Assessing Freeze Damage

by Bob Albanese

It has been only 3 weeks since the cold weather and everyone seems to be “chomping at the bit” to get out there and do winter clean up, but whoa Nellie — hold off on the pruning.

Unfortunately it is still too early to prune. The damage done by the freeze is still manifesting in many of the plants. In my own yard the first week after the freeze things looked pretty good and I had very little visible damage. Now two weeks later it looks like someone torched the leaves of many of my previously untouched plants.

Some considerations are:
If at two weeks after a freeze you have plants that got damaged by the cold and the leaves have turned brown and they are still hanging on the plants, it is a very bad sign. These parts of the plants where the leaves are still hanging onto the branches are probably dead or dying. However, do NOT remove them yet! The leaves that are holding on are still serving a purpose, they are protecting the undamaged parts of the plant by acting as umbrellas that will catch later frosts, and they are insulating the stems against another freeze.

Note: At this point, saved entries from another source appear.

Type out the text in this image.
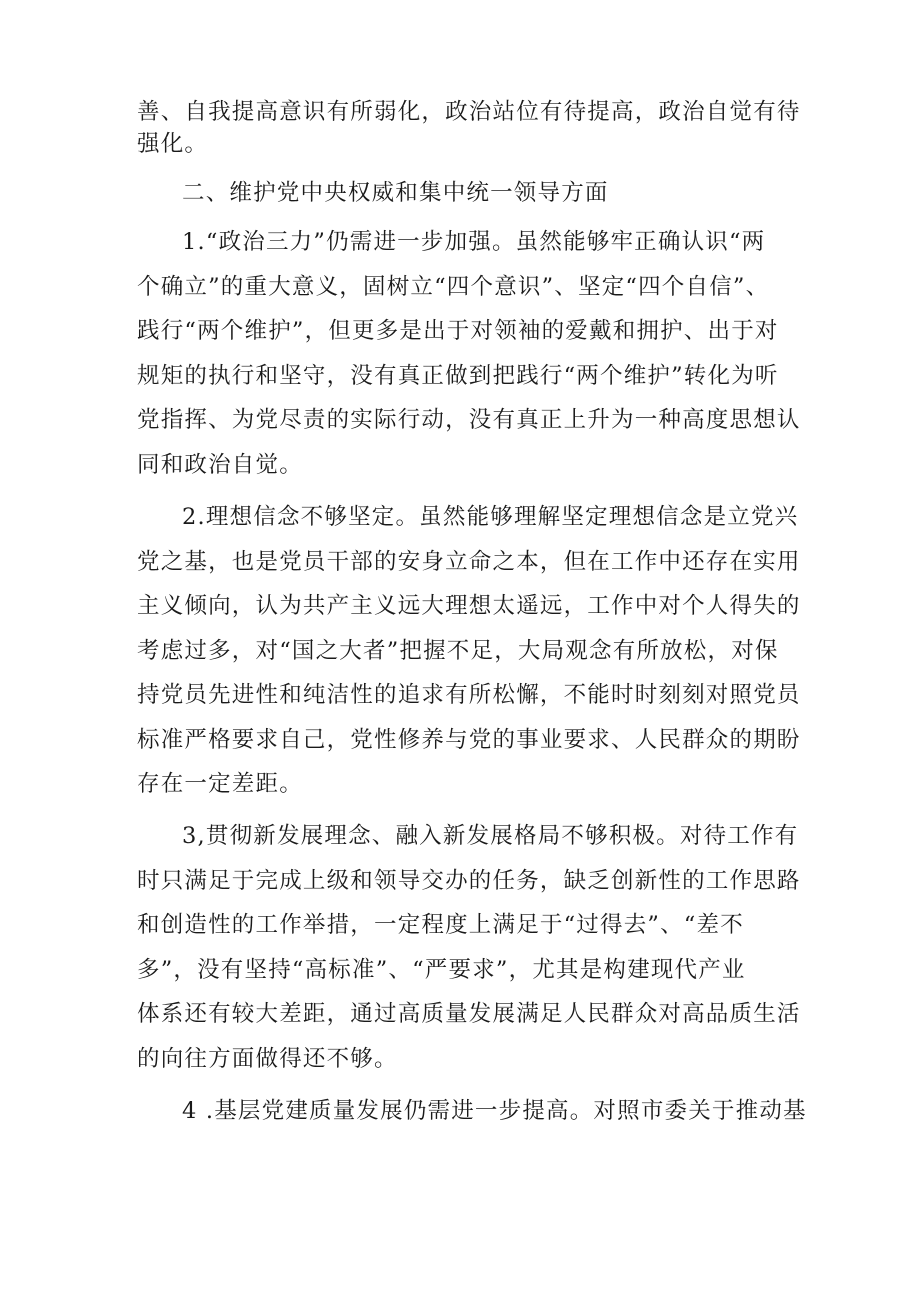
善、自我提高意识有所弱化，政治站位有待提高，政治自觉有待
强化。
二、维护党中央权威和集中统一领导方面
1.“政治三力”仍需进一步加强。虽然能够牢正确认识“两
个确立”的重大意义，固树立“四个意识”、坚定“四个自信”、
践行“两个维护”，但更多是出于对领袖的爱戴和拥护、出于对
规矩的执行和坚守，没有真正做到把践行“两个维护”转化为听
党指挥、为党尽责的实际行动，没有真正上升为一种高度思想认
同和政治自觉。
2.理想信念不够坚定。虽然能够理解坚定理想信念是立党兴
党之基，也是党员干部的安身立命之本，但在工作中还存在实用
主义倾向，认为共产主义远大理想太遥远，工作中对个人得失的
考虑过多，对“国之大者”把握不足，大局观念有所放松，对保
持党员先进性和纯洁性的追求有所松懈，不能时时刻刻对照党员
标准严格要求自己，党性修养与党的事业要求、人民群众的期盼
存在一定差距。
3,贯彻新发展理念、融入新发展格局不够积极。对待工作有
时只满足于完成上级和领导交办的任务，缺乏创新性的工作思路
和创造性的工作举措，一定程度上满足于“过得去”、“差不
多”，没有坚持“高标准”、“严要求”，尤其是构建现代产业
体系还有较大差距，通过高质量发展满足人民群众对高品质生活
的向往方面做得还不够。
4 .基层党建质量发展仍需进一步提高。对照市委关于推动基
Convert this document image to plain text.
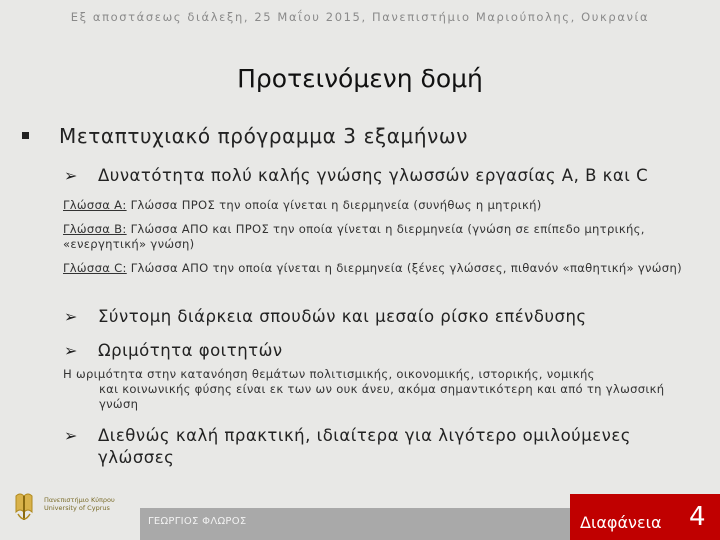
Εξ αποστάσεως διάλεξη, 25 Μαΐου 2015, Πανεπιστήμιο Μαριούπολης, Ουκρανία
Προτεινόμενη δομή
Μεταπτυχιακό πρόγραμμα 3 εξαμήνων
➢ Δυνατότητα πολύ καλής γνώσης γλωσσών εργασίας A, B και C
Γλώσσα Α: Γλώσσα ΠΡΟΣ την οποία γίνεται η διερμηνεία (συνήθως η μητρική)
Γλώσσα Β: Γλώσσα ΑΠΟ και ΠΡΟΣ την οποία γίνεται η διερμηνεία (γνώση σε επίπεδο μητρικής, «ενεργητική» γνώση)
Γλώσσα C: Γλώσσα ΑΠΟ την οποία γίνεται η διερμηνεία (ξένες γλώσσες, πιθανόν «παθητική» γνώση)
➢ Σύντομη διάρκεια σπουδών και μεσαίο ρίσκο επένδυσης
➢ Ωριμότητα φοιτητών
Η ωριμότητα στην κατανόηση θεμάτων πολιτισμικής, οικονομικής, ιστορικής, νομικής
και κοινωνικής φύσης είναι εκ των ων ουκ άνευ, ακόμα σημαντικότερη και από τη γλωσσική γνώση
➢ Διεθνώς καλή πρακτική, ιδιαίτερα για λιγότερο ομιλούμενες γλώσσες
Πανεπιστήμιο Κύπρου
University of Cyprus
ΓΕΩΡΓΙΟΣ ΦΛΩΡΟΣ	Διαφάνεια 4
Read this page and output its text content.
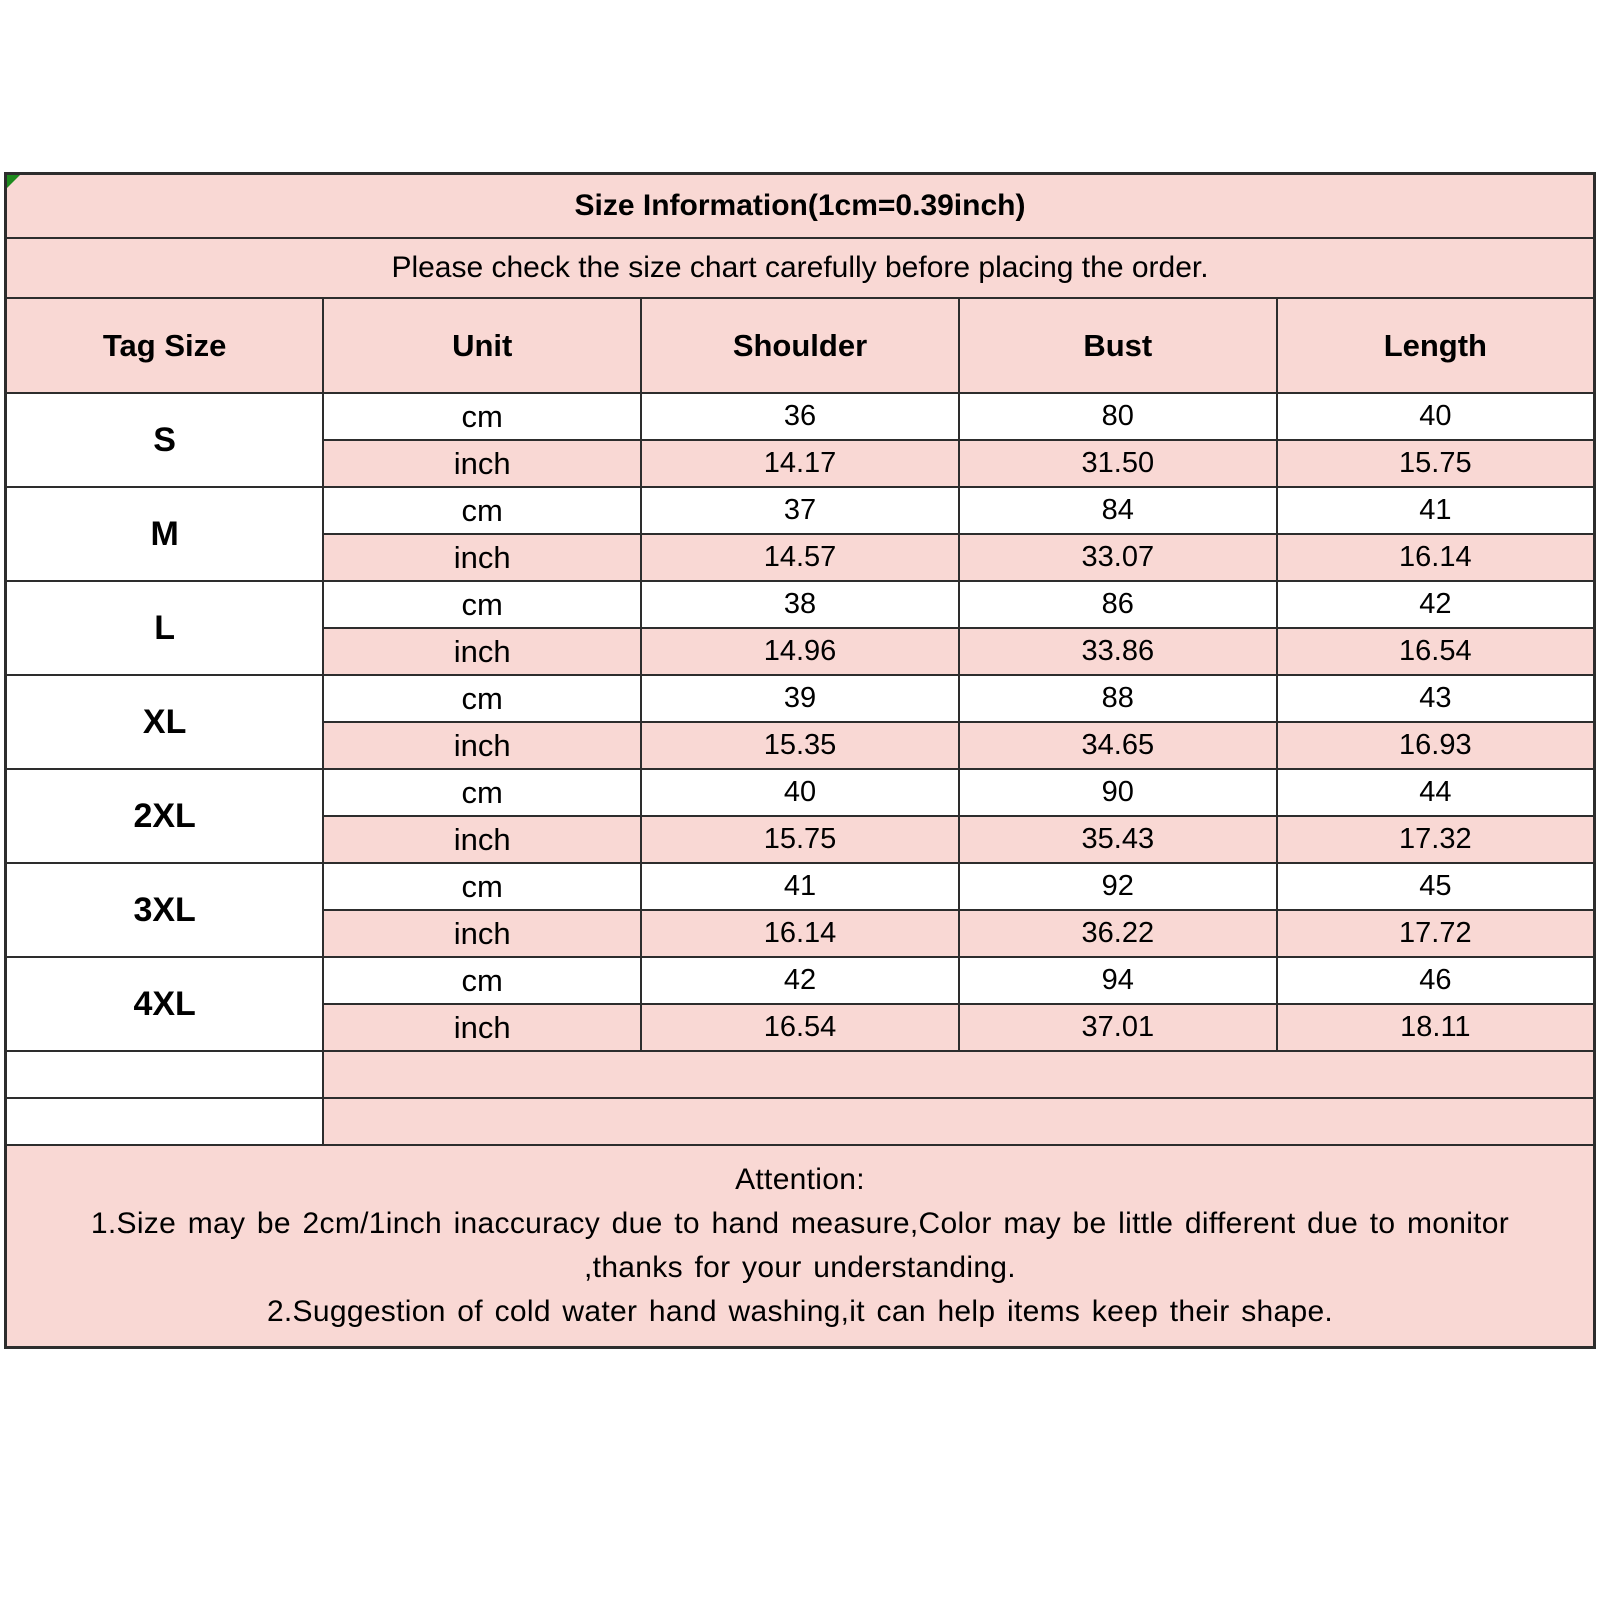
Size Information(1cm=0.39inch)				
Please check the size chart carefully before placing the order.				
Tag Size	Unit	Shoulder	Bust	Length
S	cm	36	80	40
	inch	14.17	31.50	15.75
M	cm	37	84	41
	inch	14.57	33.07	16.14
L	cm	38	86	42
	inch	14.96	33.86	16.54
XL	cm	39	88	43
	inch	15.35	34.65	16.93
2XL	cm	40	90	44
	inch	15.75	35.43	17.32
3XL	cm	41	92	45
	inch	16.14	36.22	17.72
4XL	cm	42	94	46
	inch	16.54	37.01	18.11

Attention:
1.Size may be 2cm/1inch inaccuracy due to hand measure,Color may be little different due to monitor
,thanks for your understanding.
2.Suggestion of cold water hand washing,it can help items keep their shape.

Some plants show no signs of any green under the tender bark on the trunk, if so those areas are in fact dead, but if further down you see bits of very dark green just below the tender bark these areas are still manifesting freeze damage. Unfortunately the full extent of the damage is not known yet.


If you see staining and or bleeding on the trunk, this is also a bad sign but not necessarily proof of death, again patience is advised.


Some plants have the ends or tips of their branches shriveling and turning soft, these parts are dead, but the damage is probably not complete yet. Again be patient for a few more weeks.